United Federation of Teachers President Michael Mulgrew tore into the city Monday for not providing paid parental leave to city teachers, calling the situation a case of “gender bias.”
Mulgrew, whose union is 77 percent women, was among the leaders testifying about the need for a paid parental leave policy Monday at a joint hearing of the City Council’s committees on education and civil service and labor.
In some of his harshest criticism of the de Blasio administration, Mulgrew criticized city leaders for saying leave should be negotiated in contract talks and come with concessions.
“I believe this is clearly gender bias on behalf of the City of New York and I do believe now it’s being used completely as a bargaining chip against our union, the union with the high female [membership],” Mulgrew said. “So I’m quite aggravated and pissed off at the city on this whole thing.”
Under the Department of Education’s current policy, teachers who want paid leave after having a baby must use accrued sick days. The policy applies only to birth mothers, not educators who become parents through surrogacy or adoption.
The UFT’s fight, spurred in part by a petition that went viral last fall, comes after the city extended six weeks of fully paid time off to its non-union workforce in 2016, covering about 20,000 managerial employees.
The city has pointed out that those workers made concessions, including giving up raises and vacation days, in exchange for their leave. The administration has also estimated that extending this program to all UFT members could cost $1 billion over four years.
Bob Linn, the city’s labor commissioner, testified Monday that paid leave was an issue that would be addressed during negotiations with the UFT, whose contract expires in November. “We will be reaching agreements on this issue,” he said.

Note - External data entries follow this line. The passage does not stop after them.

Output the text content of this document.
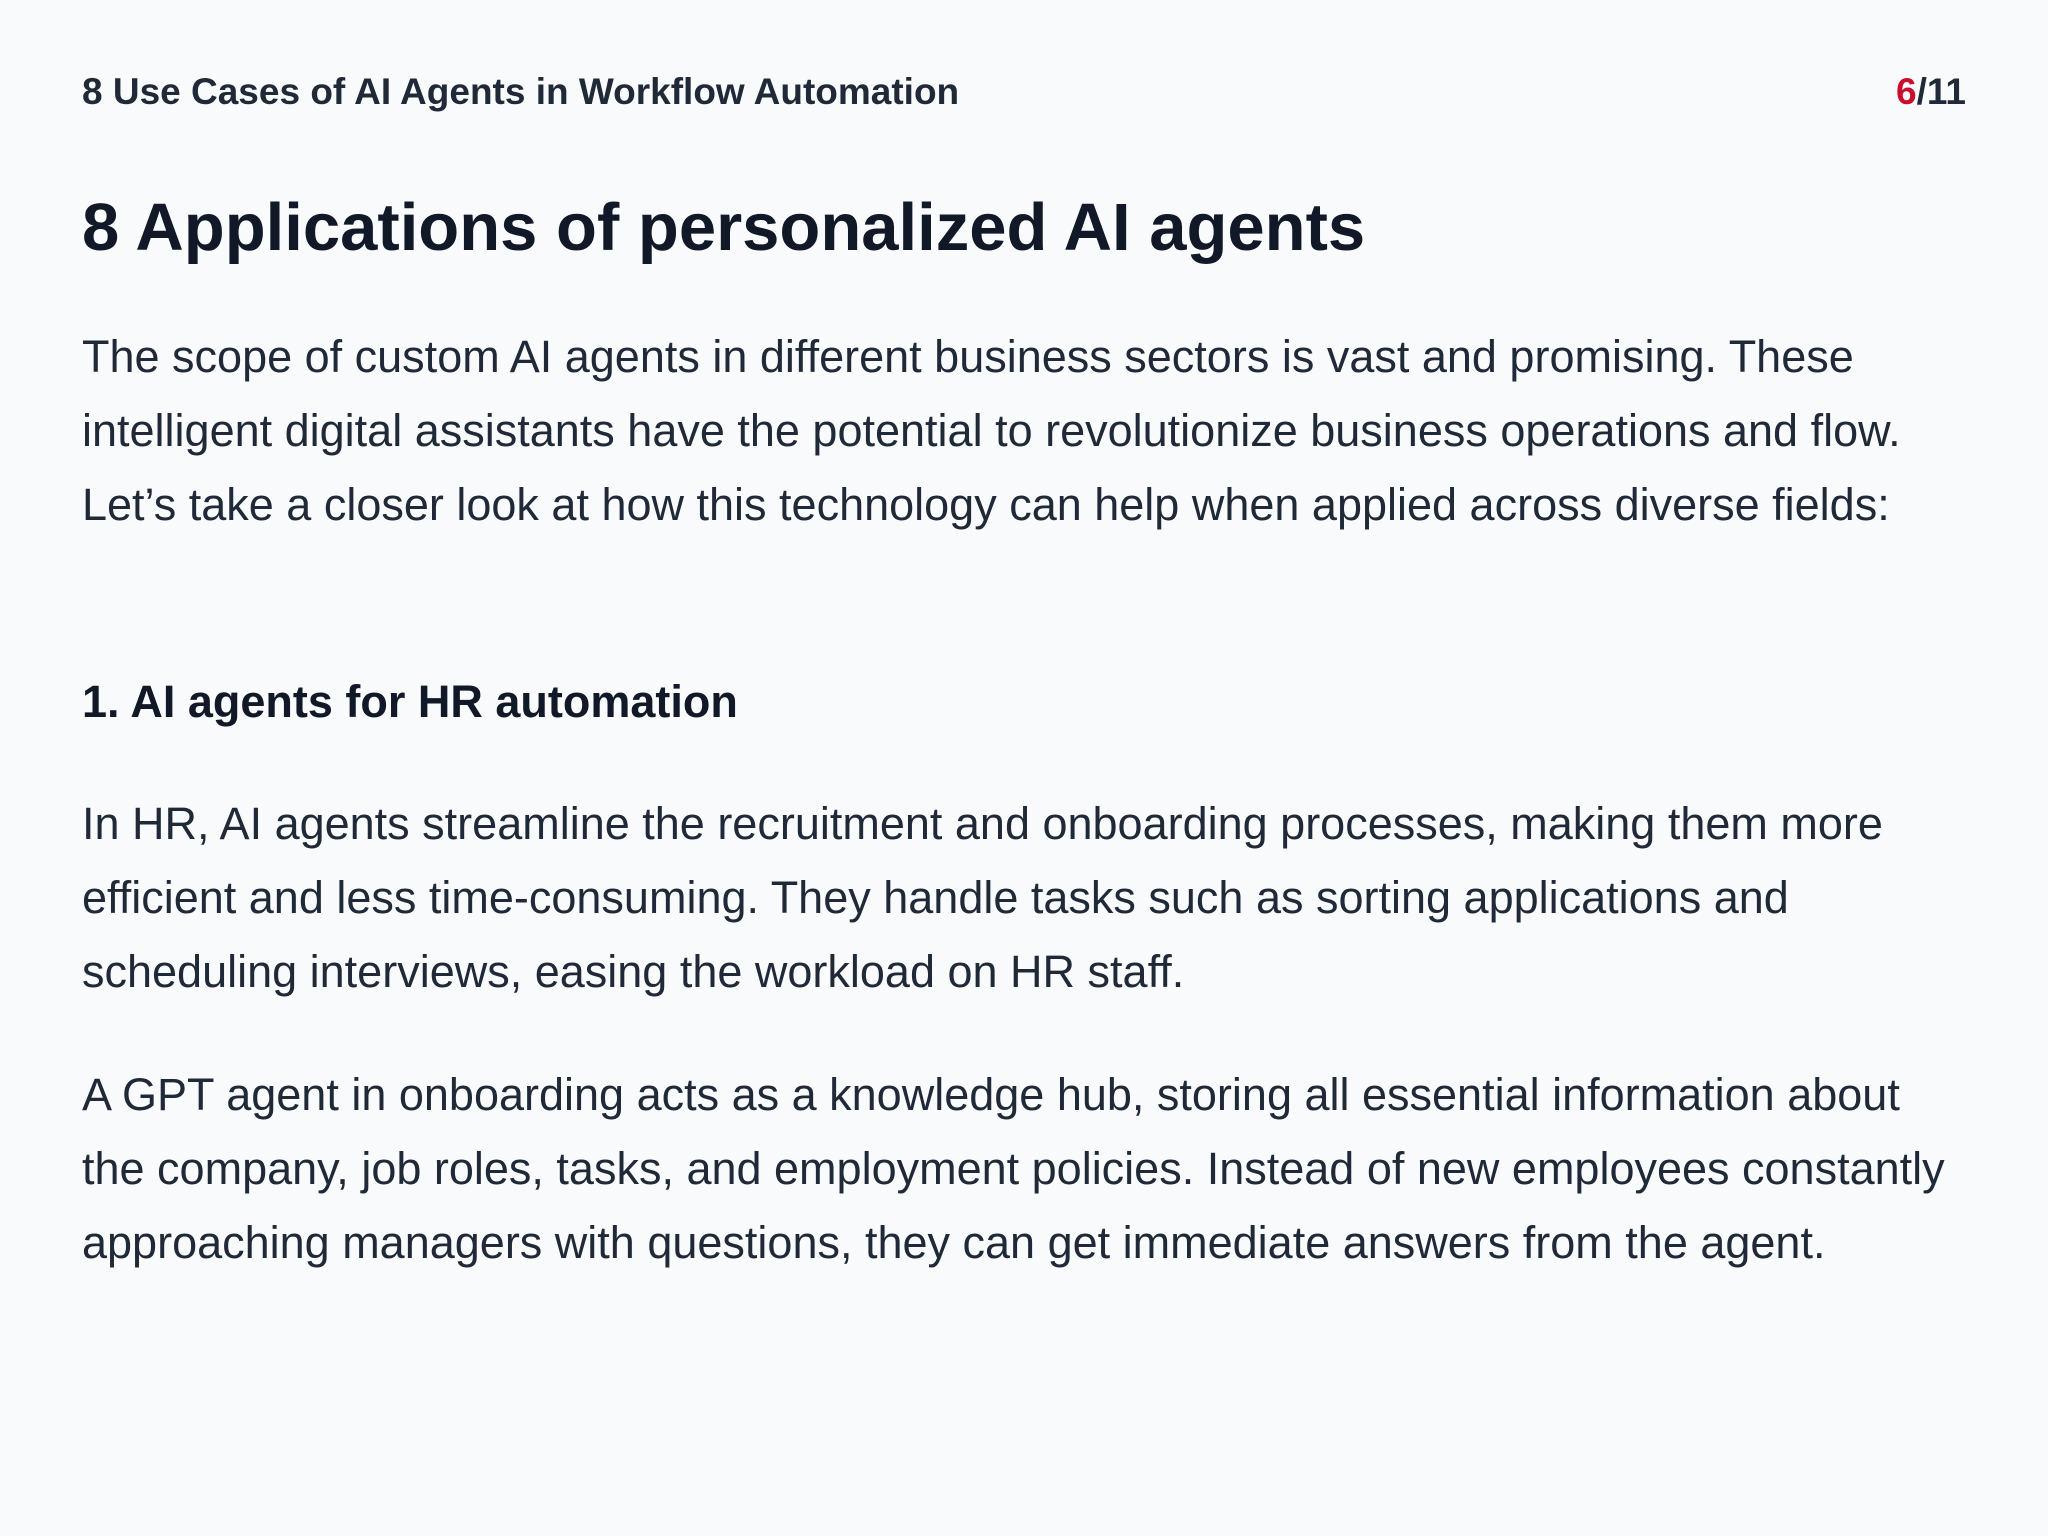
8 Use Cases of AI Agents in Workflow Automation	6/11
8 Applications of personalized AI agents

The scope of custom AI agents in different business sectors is vast and promising. These intelligent digital assistants have the potential to revolutionize business operations and flow. Let’s take a closer look at how this technology can help when applied across diverse fields:

1. AI agents for HR automation

In HR, AI agents streamline the recruitment and onboarding processes, making them more efficient and less time-consuming. They handle tasks such as sorting applications and scheduling interviews, easing the workload on HR staff.

A GPT agent in onboarding acts as a knowledge hub, storing all essential information about the company, job roles, tasks, and employment policies. Instead of new employees constantly approaching managers with questions, they can get immediate answers from the agent.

Here’s what three UFT members who spoke Monday told the council:
Carolyn Dugan, a special education teacher in Manhattan at PS/IS 180
“I went into labor at my school because I was trying to save all my sick days for my maternity leave.

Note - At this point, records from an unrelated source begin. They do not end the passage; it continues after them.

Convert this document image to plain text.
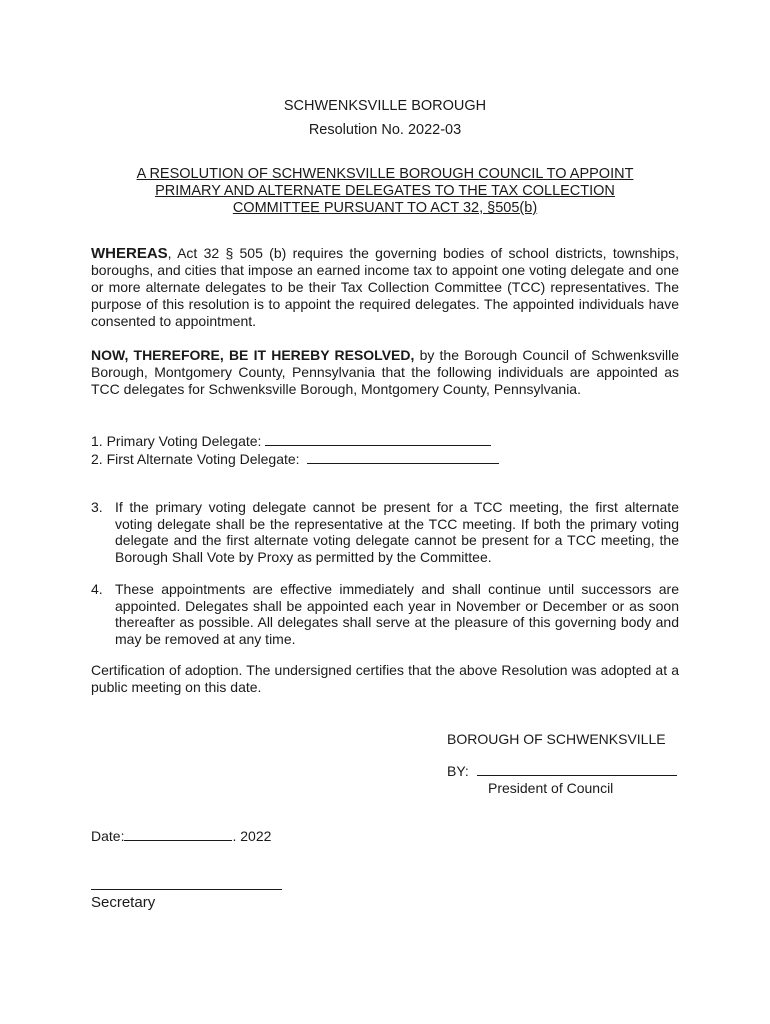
SCHWENKSVILLE BOROUGH
Resolution No. 2022-03
A RESOLUTION OF SCHWENKSVILLE BOROUGH COUNCIL TO APPOINT
PRIMARY AND ALTERNATE DELEGATES TO THE TAX COLLECTION
COMMITTEE PURSUANT TO ACT 32, §505(b)
WHEREAS, Act 32 § 505 (b) requires the governing bodies of school districts, townships, boroughs, and cities that impose an earned income tax to appoint one voting delegate and one or more alternate delegates to be their Tax Collection Committee (TCC) representatives. The purpose of this resolution is to appoint the required delegates. The appointed individuals have consented to appointment.
NOW, THEREFORE, BE IT HEREBY RESOLVED, by the Borough Council of Schwenksville Borough, Montgomery County, Pennsylvania that the following individuals are appointed as TCC delegates for Schwenksville Borough, Montgomery County, Pennsylvania.
1. Primary Voting Delegate:
2. First Alternate Voting Delegate:
3. If the primary voting delegate cannot be present for a TCC meeting, the first alternate voting delegate shall be the representative at the TCC meeting. If both the primary voting delegate and the first alternate voting delegate cannot be present for a TCC meeting, the Borough Shall Vote by Proxy as permitted by the Committee.
4. These appointments are effective immediately and shall continue until successors are appointed. Delegates shall be appointed each year in November or December or as soon thereafter as possible. All delegates shall serve at the pleasure of this governing body and may be removed at any time.
Certification of adoption. The undersigned certifies that the above Resolution was adopted at a public meeting on this date.
BOROUGH OF SCHWENKSVILLE
BY:
President of Council
Date:	. 2022
Secretary
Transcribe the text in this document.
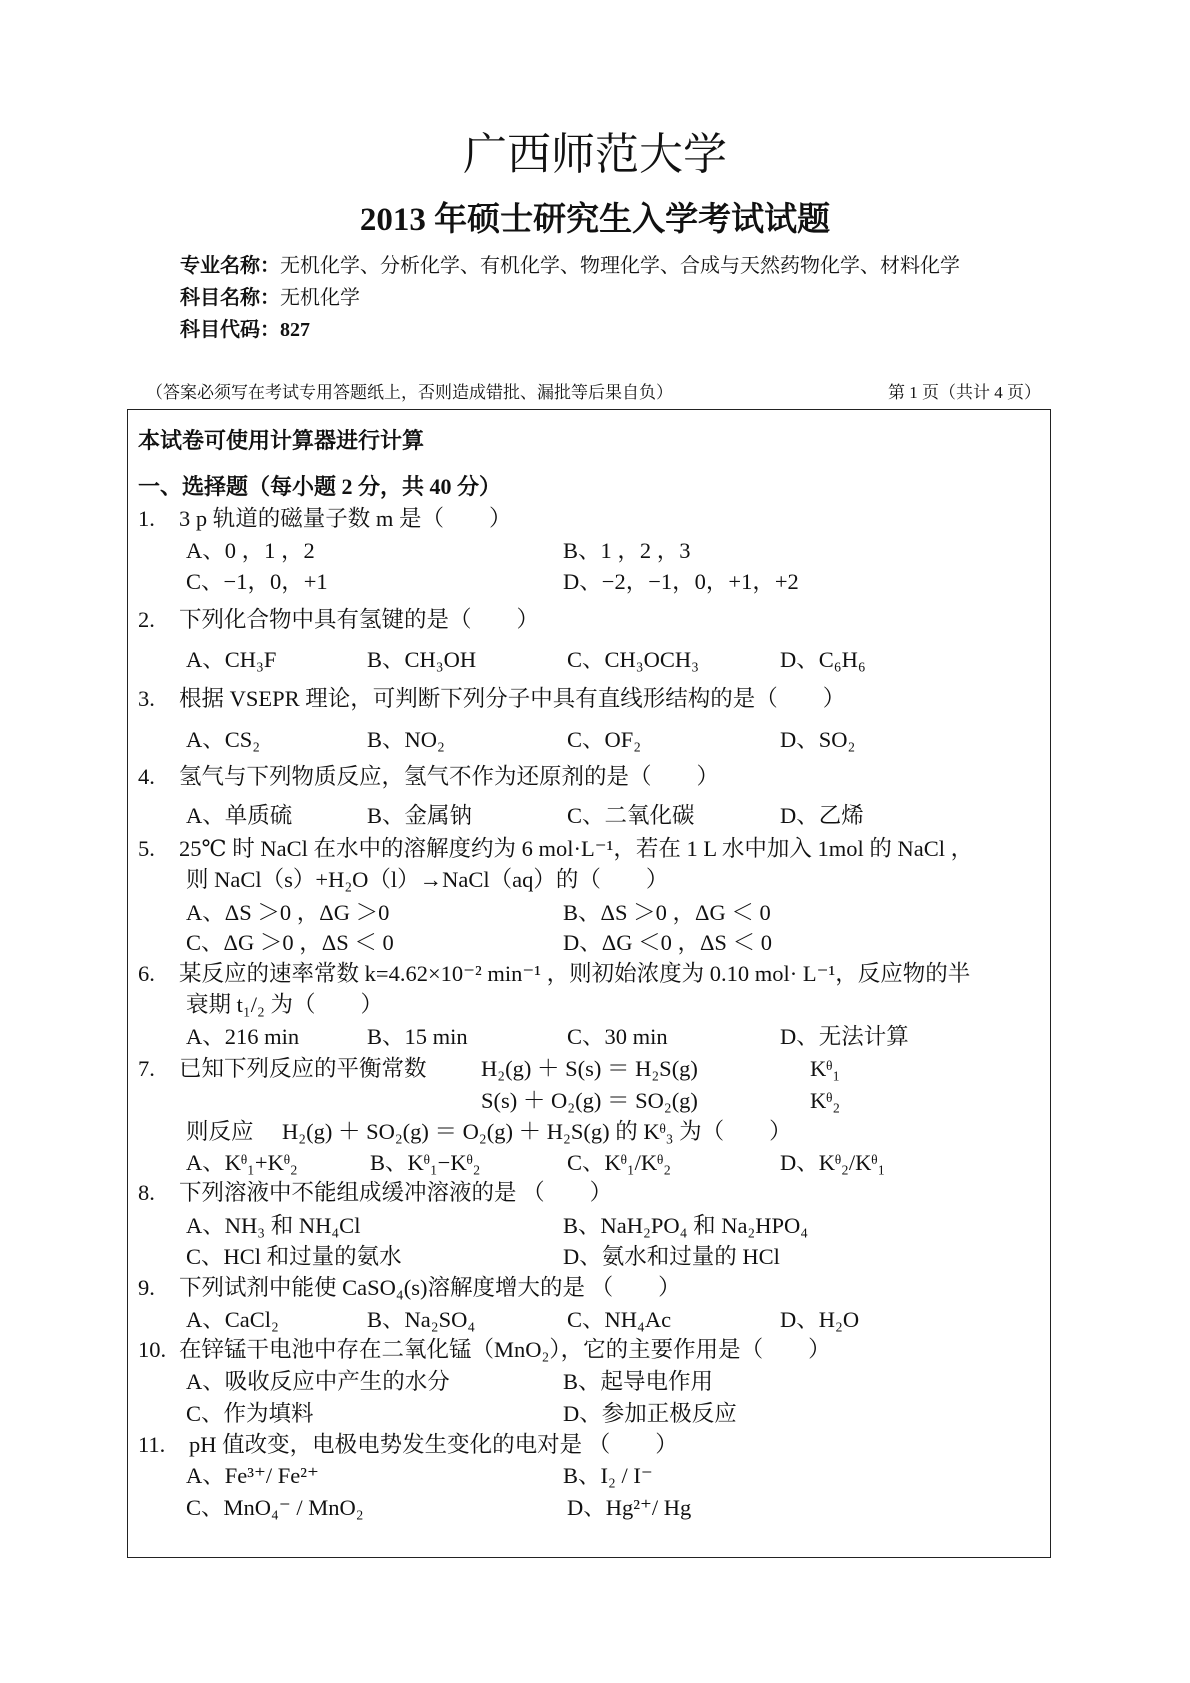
广西师范大学
2013 年硕士研究生入学考试试题
专业名称：无机化学、分析化学、有机化学、物理化学、合成与天然药物化学、材料化学
科目名称：无机化学
科目代码：827
（答案必须写在考试专用答题纸上，否则造成错批、漏批等后果自负）	第 1 页（共计 4 页）
本试卷可使用计算器进行计算
一、选择题（每小题 2 分，共 40 分）
1. 3 p 轨道的磁量子数 m 是（　　）
A、0 ，1 ，2	B、1 ，2 ，3
C、−1，0，+1	D、−2，−1，0，+1，+2
2. 下列化合物中具有氢键的是（　　）
A、CH₃F	B、CH₃OH	C、CH₃OCH₃	D、C₆H₆
3. 根据 VSEPR 理论，可判断下列分子中具有直线形结构的是（　　）
A、CS₂	B、NO₂	C、OF₂	D、SO₂
4. 氢气与下列物质反应，氢气不作为还原剂的是（　　）
A、单质硫	B、金属钠	C、二氧化碳	D、乙烯
5. 25℃ 时 NaCl 在水中的溶解度约为 6 mol·L⁻¹，若在 1 L 水中加入 1mol 的 NaCl ，
则 NaCl（s）+H₂O（l）→NaCl（aq）的（　　）
A、ΔS ＞0 ，ΔG ＞0	B、ΔS ＞0 ，ΔG ＜ 0
C、ΔG ＞0 ，ΔS ＜ 0	D、ΔG ＜0 ，ΔS ＜ 0
6. 某反应的速率常数 k=4.62×10⁻² min⁻¹ ，则初始浓度为 0.10 mol· L⁻¹，反应物的半
衰期 t₁/₂ 为（　　）
A、216 min	B、15 min	C、30 min	D、无法计算
7. 已知下列反应的平衡常数 H₂(g) ＋ S(s) ＝ H₂S(g)	Kᶿ₁
S(s) ＋ O₂(g) ＝ SO₂(g)	Kᶿ₂
则反应 H₂(g) ＋ SO₂(g) ＝ O₂(g) ＋ H₂S(g) 的 Kᶿ₃ 为（　　）
A、Kᶿ₁+Kᶿ₂	B、Kᶿ₁−Kᶿ₂	C、Kᶿ₁/Kᶿ₂	D、Kᶿ₂/Kᶿ₁
8. 下列溶液中不能组成缓冲溶液的是 （　　）
A、NH₃ 和 NH₄Cl	B、NaH₂PO₄ 和 Na₂HPO₄
C、HCl 和过量的氨水	D、氨水和过量的 HCl
9. 下列试剂中能使 CaSO₄(s)溶解度增大的是 （　　）
A、CaCl₂	B、Na₂SO₄	C、NH₄Ac	D、H₂O
10. 在锌锰干电池中存在二氧化锰（MnO₂），它的主要作用是（　　）
A、吸收反应中产生的水分	B、起导电作用
C、作为填料	D、参加正极反应
11. pH 值改变，电极电势发生变化的电对是 （　　）
A、Fe³⁺/ Fe²⁺	B、I₂ / I⁻
C、MnO₄⁻ / MnO₂	D、Hg²⁺/ Hg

I wanted to maximize the little time I had with my newborn, so instead of taking a few days to rest before the baby was born, I worked up to very last moment and I ended up going into labor at
work.”
Eric Rubin-Perez, a school counselor at the John F. Kennedy Jr. School in Queens
“I had managed to save over 65 days in my bank that I had always planned on using for child care leave. I attended a UFT workshop on paternity leave in the fall of 2013. To my shock, I learned that as a father I was only allowed to use three personal days. It didn’t matter how many days I had saved in my bank, I was not able to use any of them. All those times I made the treacherous commute in the snow to my school in Elmhurst, Queens, from my home in Suffolk County, or when I came back to work after oral surgery didn’t matter, because I could not use any of my days. My husband who worked on Long Island got six weeks of paid paternity leave so it never occurred to me that I wouldn’t get anything.”

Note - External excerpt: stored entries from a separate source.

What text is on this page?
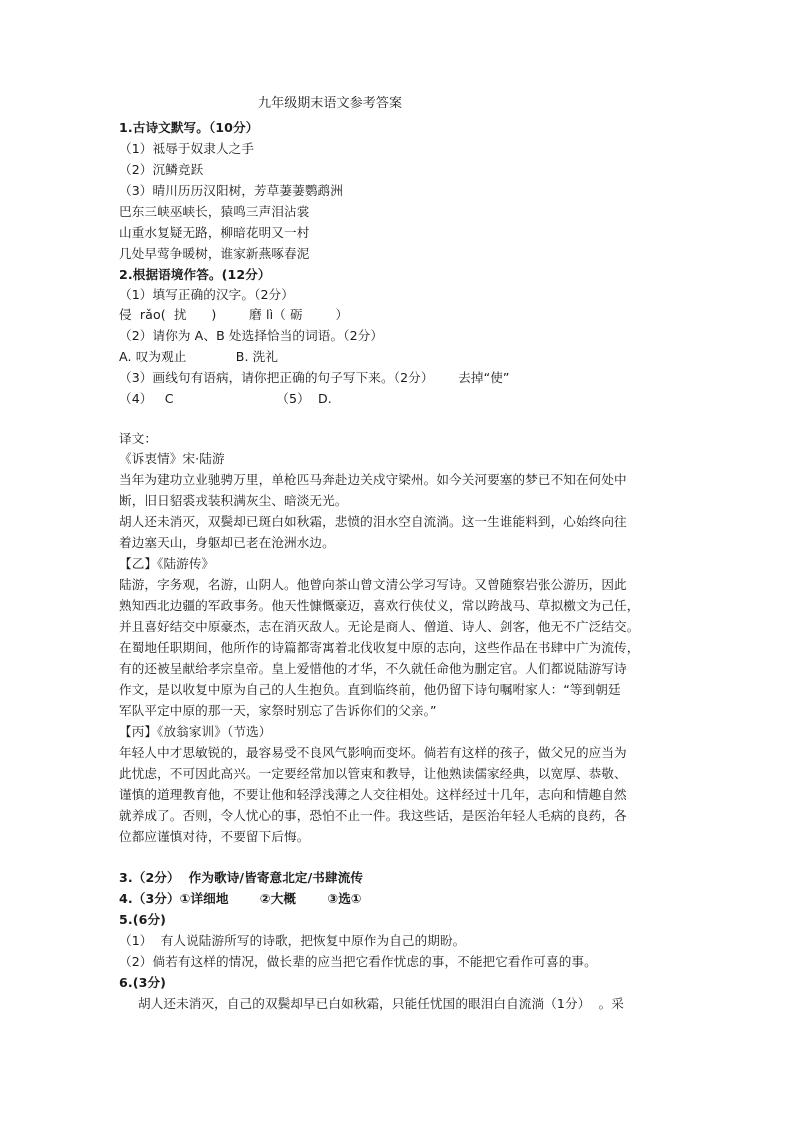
九年级期末语文参考答案
1.古诗文默写。（10分）
（1）祗辱于奴隶人之手
（2）沉鳞竞跃
（3）晴川历历汉阳树，芳草萋萋鹦鹉洲
巴东三峡巫峡长，猿鸣三声泪沾裳
山重水复疑无路，柳暗花明又一村
几处早莺争暖树，谁家新燕啄春泥
2.根据语境作答。(12分）
（1）填写正确的汉字。（2分）
侵  rǎo(  扰      )        磨 lì（ 砺        ）
（2）请你为 A、B 处选择恰当的词语。（2分）
A. 叹为观止            B. 洗礼
（3）画线句有语病，请你把正确的句子写下来。（2分）      去掉“使”
（4）   C                         （5）  D.
译文：
《诉衷情》宋·陆游
当年为建功立业驰骋万里，单枪匹马奔赴边关戍守梁州。如今关河要塞的梦已不知在何处中
断，旧日貂裘戎装积满灰尘、暗淡无光。
胡人还未消灭，双鬓却已斑白如秋霜，悲愤的泪水空自流淌。这一生谁能料到，心始终向往
着边塞天山，身躯却已老在沧洲水边。
【乙】《陆游传》
陆游，字务观，名游，山阴人。他曾向茶山曾文清公学习写诗。又曾随察岩张公游历，因此
熟知西北边疆的军政事务。他天性慷慨豪迈，喜欢行侠仗义，常以跨战马、草拟檄文为己任，
并且喜好结交中原豪杰，志在消灭敌人。无论是商人、僧道、诗人、剑客，他无不广泛结交。
在蜀地任职期间，他所作的诗篇都寄寓着北伐收复中原的志向，这些作品在书肆中广为流传，
有的还被呈献给孝宗皇帝。皇上爱惜他的才华，不久就任命他为删定官。人们都说陆游写诗
作文，是以收复中原为自己的人生抱负。直到临终前，他仍留下诗句嘱咐家人：“等到朝廷
军队平定中原的那一天，家祭时别忘了告诉你们的父亲。”
【丙】《放翁家训》（节选）
年轻人中才思敏锐的，最容易受不良风气影响而变坏。倘若有这样的孩子，做父兄的应当为
此忧虑，不可因此高兴。一定要经常加以管束和教导，让他熟读儒家经典，以宽厚、恭敬、
谨慎的道理教育他，不要让他和轻浮浅薄之人交往相处。这样经过十几年，志向和情趣自然
就养成了。否则，令人忧心的事，恐怕不止一件。我这些话，是医治年轻人毛病的良药，各
位都应谨慎对待，不要留下后悔。
3.（2分）  作为歌诗/皆寄意北定/书肆流传
4.（3分）①详细地       ②大概       ③选①
5.(6分)
（1）  有人说陆游所写的诗歌，把恢复中原作为自己的期盼。
（2）倘若有这样的情况，做长辈的应当把它看作忧虑的事，不能把它看作可喜的事。
6.(3分)
胡人还未消灭，自己的双鬓却早已白如秋霜，只能任忧国的眼泪白自流淌（1分）  。采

Jessica Jean-Marie, teacher in New York City public schools
“Last week, I returned from maternity leave after 11 weeks from having my second child. I tried working until I went into labor so that I could have a full 12 weeks — six weeks using sick days and six weeks off payroll on unpaid child care leave — at home with my son. I couldn’t do it. The physical pain and the mental stress became too much. I worked up until the week of my due date, hoping my son would come sooner than later so I can maximize my leave. He arrived three days past due.”